Now here’s an interesting question – what are you worth?
The first issue to clear up is what do we mean by worth? Is it how much money you have, or what other people think of you, or is it what you think of yourself? Let’s look at each of these options …
- Material possessions as a measure of worth. Some people would describe their worth, or the worth of others, in terms of their financial resources. The amount of money in the bank or in investments, the size of their house or the fancy-ness of their car, the school that their children attend, and so on. An obvious question then arises as to whether Jeff Bezos, Elon Musk, or Bill Gates is worth more than you are, because they are pretty likely to have more money than you. I personally think a person’s worth is more intrinsic than their possessions, more related to who they are than what they have. This is because I see that many people who have more possessions or higher income than I do are less happy than I am. Maybe I have a warped perception but I think that being satisfied with what you have is ‘worth’ quite a lot.
- The opinions of others as a measure of worth. If what other people think of you is related to your character and actions, this might be a reasonable indicator of your worth. Unfortunately, you only have to spend a few minutes interacting on social media to realise that many people have strong opinions based on nothing more than smoke and mirrors, and their opinion of you is essentially meaningless, because they don’t know you. In my admittedly strange upbringing, I came to realise that most people’s opinion of other people is deeply flawed, by which I mean that other people’s opinion of me was the antithesis of who I saw myself to be. This led me to reject other people’s opinions as mere noise in my search for self-worth and purpose in life. That may not apply to a lot of other people out there who value social interaction more than I do and derive a lot of their sense of self from that. However, I can’t help but wonder how safe it is to entrust your worth to others.
- Your opinion of yourself as a measure of worth. On the surface, this appears to be the pinnacle of worth-telling. You reflect on your behaviour and actions in various condiitons and compare them with what you believe about yourself. If they match, you’re worth a lot. If they don’t, you are a waste of space. The obvious danger with this is that if you can’t see yourself clearly and objectively, you will possibly spiral out of control. Either you become arrogant and narcissistic, or you get depressed and give up on yourself. Neither are helpful.

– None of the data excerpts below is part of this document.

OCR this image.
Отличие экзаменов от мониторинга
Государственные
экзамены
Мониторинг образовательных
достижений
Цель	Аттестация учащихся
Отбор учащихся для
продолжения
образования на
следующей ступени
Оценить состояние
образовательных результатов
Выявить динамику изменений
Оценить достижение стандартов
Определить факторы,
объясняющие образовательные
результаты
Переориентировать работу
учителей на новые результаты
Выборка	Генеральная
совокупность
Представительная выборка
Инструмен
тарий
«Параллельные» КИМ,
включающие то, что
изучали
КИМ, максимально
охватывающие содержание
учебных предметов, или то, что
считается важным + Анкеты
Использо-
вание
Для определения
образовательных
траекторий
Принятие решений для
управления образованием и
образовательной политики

In answering the original question, I propose that a combined approach is needed to avoid the pitfalls. You need to meet the basic needs for food, water and shelter (and mobile access) for yourself and those you are responsible for, and material resources do help you to achieve that. Providing for yourself and your loved ones is quite good for your feeling of self-worth. The honest opinions of others who are qualified to have an opinion of you are valuable indicators of how much you are worth in their eyes. In my life, when someone who doesn’t know me flames me on social media, that has minimal impact compared to my best friend telling me that he thinks I handled a situation poorly. If you use the opinions of others as a measure of your worth, at least make sure they are people that you trust. Finally, it doesn’t matter what your bank balance says or what others think of you if you don’t see yourself as being worthwhile. So you must include an element of self-worth in your accounting of what you are worth. This can be a challenge at times, especially when you’re not doing too well and your loved ones think you are worth more than you think you are.
To finish up this ramble, I’d like to make two points:
- Using my life as an example, not because it’s worth more than others but because it’s the only one I can speak about with any authority, I can say that the only real measure of worth for me is my own evaluation of it. I realise that this potentially puts me at high risk for depression and feelings of disconnection from others if it all goes pear-shaped. However, so far so good. I can and do listen to the opinions of others, and often take on board useful feedback even when it’s painful. I appreciate my income and career, and feel proud of what I have achieved with my work and my family. But none of this matters much to me if I don’t feel in myself that I am worth it. Empty praise galls me, and I’d rather honest criticism any day. My self-worth is built mostly on continually striving to improve myself as a husband, father, community member, volunteer, employee, manager, leader, mentor, friend and so on.
- Why did I go down this particular rabbit hole today, given the millions of topics I could have rambled and ranted about? It comes down to my internal curiosity about how I feel at work. I am currently in a management job I did not want, doing work I thought I wouldn’t enjoy, because my employer asked for my help in an area of need. To my surprise, I find myself actually enjoying it, even though I am more tired than I have ever been, and feel under immense pressure to care for my team. A very strong thread in my sense of self, and therefore my feeling of self-worth, has always been a determination to do any job to the best of my ability. My very first job at 16 was picking up rocks by hand in a paddock using a tractor and trailer to move them to the edges. It looked like an awful job that no-one else wanted, but I loved it and gained a lot of satisfaction in making the paddock clean and safe for cropping. That same thread is now woven through my current job, except now the stakes are a lot higher as I am responsible for a whole team of people. I can’t afford to over-value my worth, but I owe it to my team not to under-value it either. At the end of all this, I come to the realisation that I need to use the opinions of others to ensure that I have the balance right. For a person like me who is entirely comfortable being an intrrovert, that is a significant challenge. Hence the ramble, and thanks for reading it.